Milletimizin şan ve şerefi yücelecektir! Küfür yıkılacaktır! Ya Allah! Askere dayalı devlet yıkılır. Dine dayalı devlet yıkılmaz! 700 sene dine dayalı imparatorluğumuz var, saltanatımız var, kimse yıkmadı. Taa ki bu son harekette bizi Avrupa’dan kovduran unsurlar, askeri unsurlar; onlar imparatorluğumuzu yıktı. Askere dayalı devlet yıkılır, dine dayalı devlet yıkılmaz! Bunu bileceksiniz! Başka iş karıştırma, arkasından yollanırsınız sizde! Kutb-ul Mutesarrif olan zât hazırdadır.
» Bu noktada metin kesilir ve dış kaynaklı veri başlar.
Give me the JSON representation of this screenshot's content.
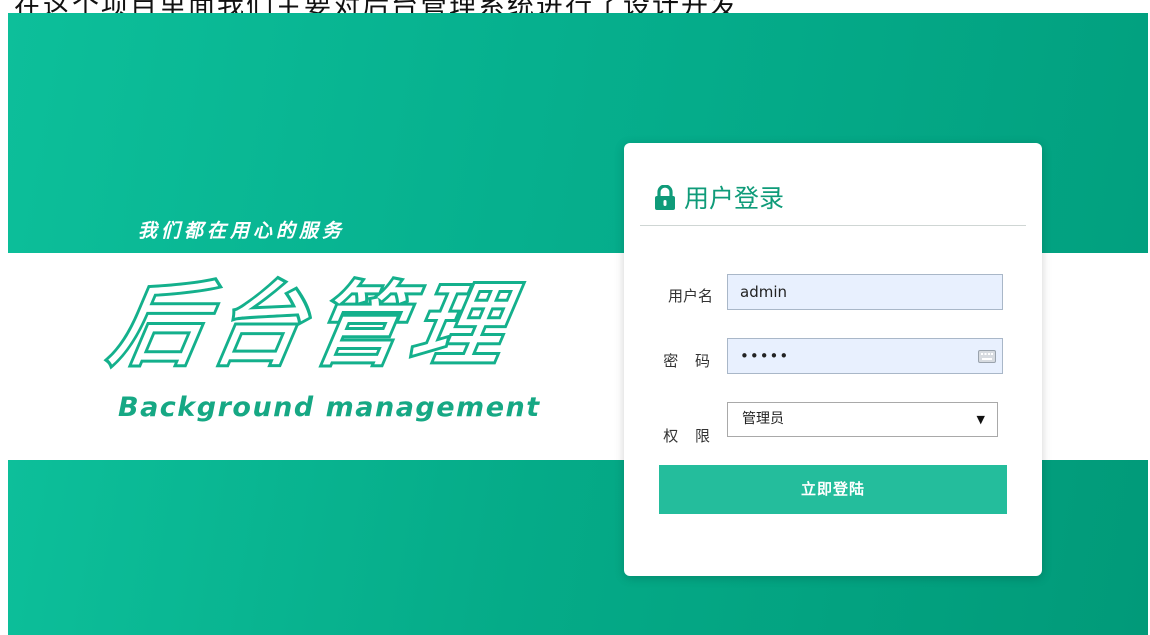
{
  "caption": "在这个项目里面我们主要对后台管理系统进行了设计开发",
  "banner": {
    "slogan": "我们都在用心的服务",
    "logo_cn": "后台管理",
    "logo_en": "Background management"
  },
  "login": {
    "title": "用户登录",
    "username_label": "用户名",
    "username_value": "admin",
    "password_label": "密 码",
    "password_value": "•••••",
    "role_label": "权 限",
    "role_value": "管理员",
    "submit_label": "立即登陆"
  },
  "colors": {
    "brand": "#0dbf9a",
    "title": "#0f9b79",
    "button": "#24bd9c"
  },
  "icons": {
    "lock": "lock-icon",
    "keyboard": "keyboard-icon",
    "dropdown": "dropdown-arrow-icon"
  }
}
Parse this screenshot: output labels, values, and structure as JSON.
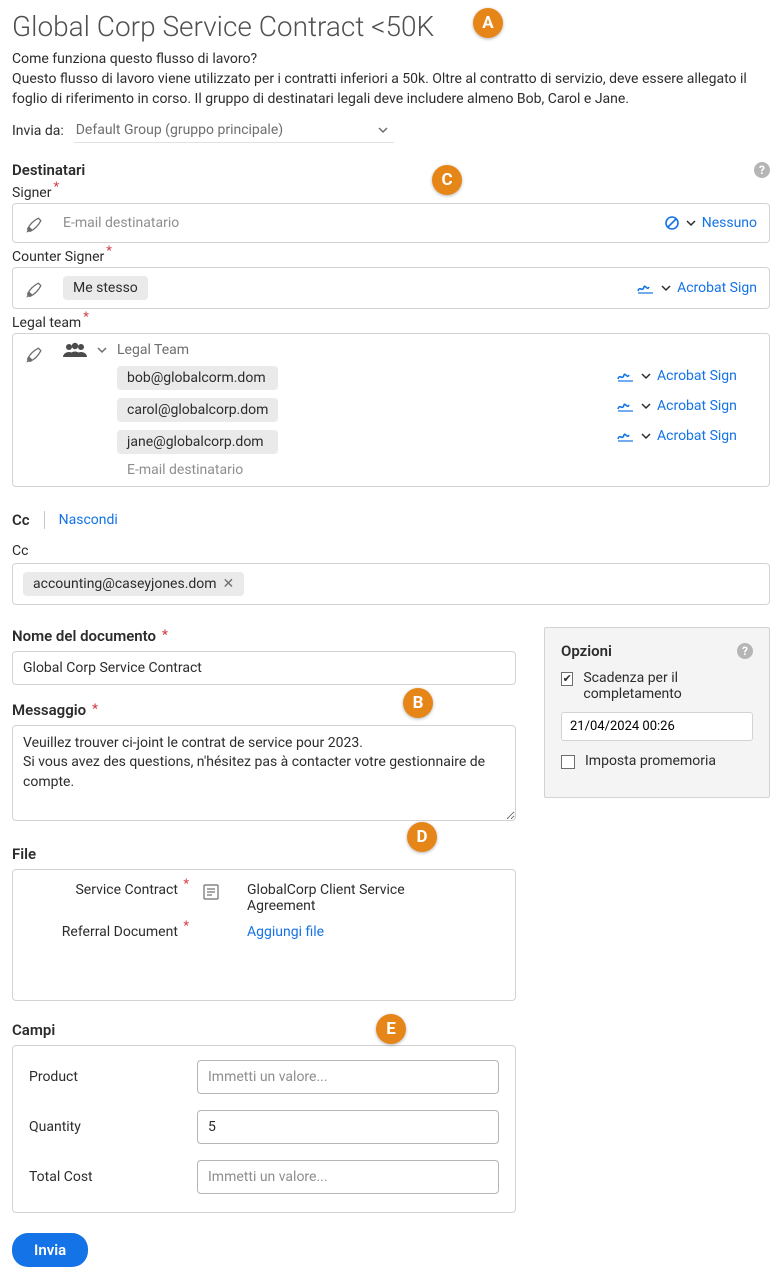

Kimin itirâzı varsa seneyi dolduramaz, onlarda kabristana (yollanırlar) ama böyle şereflen gidemez! Devlet töreni başka, İslamın saltanatı başkadır. Maşallah lâ kuvvete illa billâh, innelillahi inne ileyhi râciûn. Fe’l hükmü lillâh-ül aliyyul kebîr. Allahu Ekber! La ilaha illaAllah.... ve lillahil hamd. Elfu’s selât elfu’s-selâm aleyke ya Seyyid el-Evveliyn ve el-Âhiriyn. İslamın sancakları açılsın!

Fatiha.

Allahu Ekber! Tevbe ya Rabbi! Tevbe ya Rabbi! Yine kimsenin bilmediği bir meseleyi ilave edeyim araya, ki Ankara’daki merasimde, İngiltere krallığının gönderdiği Hindistan imparatoru, Mareşal Waltime da vardı orada. Ayağı arızalı olduğu için (cenazenin) arakasından yürüyemedi ve balkonda elinde mareşal asasiyle selam durduğuna dair de gördüm ben onu, ki kimsenin haberi yok bundan. Mareşal Waltime, resmî kiyafetiyle balkondan bu kortej geçerken selam durdu, İngiliz askerî kıtası da (cenazenin) arkasından yürüdü; onuda gördüm ben. İsterlerse tarihe baksınlar. Bizim bildiğimizi onlar bilemez! Gözümle gördüğüm meseleden söyledim ben onlara. Allah’a şükür aklımız yerindedir. Şükür Allah’a (Mevlana Şeyh Nazım Efendi ayağa kalkar) SubhanAllahi ve Te`ala, Kâdir-ul Muktedir olan Allah-u Zülcelal. Hakkı izhâr eder, batıl batacaktır!

Tûbâ lenâ ya mağaşar-İslâmi

İnne lenâ min el-inayâtei ruknen gayra munhedimi.

Mevlaya salli ve sellim dâimen ebeden

Alâ Habîbike kayril kalgi kullimi

Bizlere müjdeler olsun, ey Islam topluluğu!

Elbette ki bizim için katiyyen yıkılmayan, destekleyici bir direk var.

Ey Mevlâmız! Habibine selam ve bereket gönder,

O ki bütün yaratılanların ey hayırlısıdır!

Allahu Ekber ul-Ekber (Mevlana Şeyh Nazım Efendi ayağa kalkar) Allahu Ekber ul-Ekber! Allahu Ekber ul-Ekber ve lillahil hamd!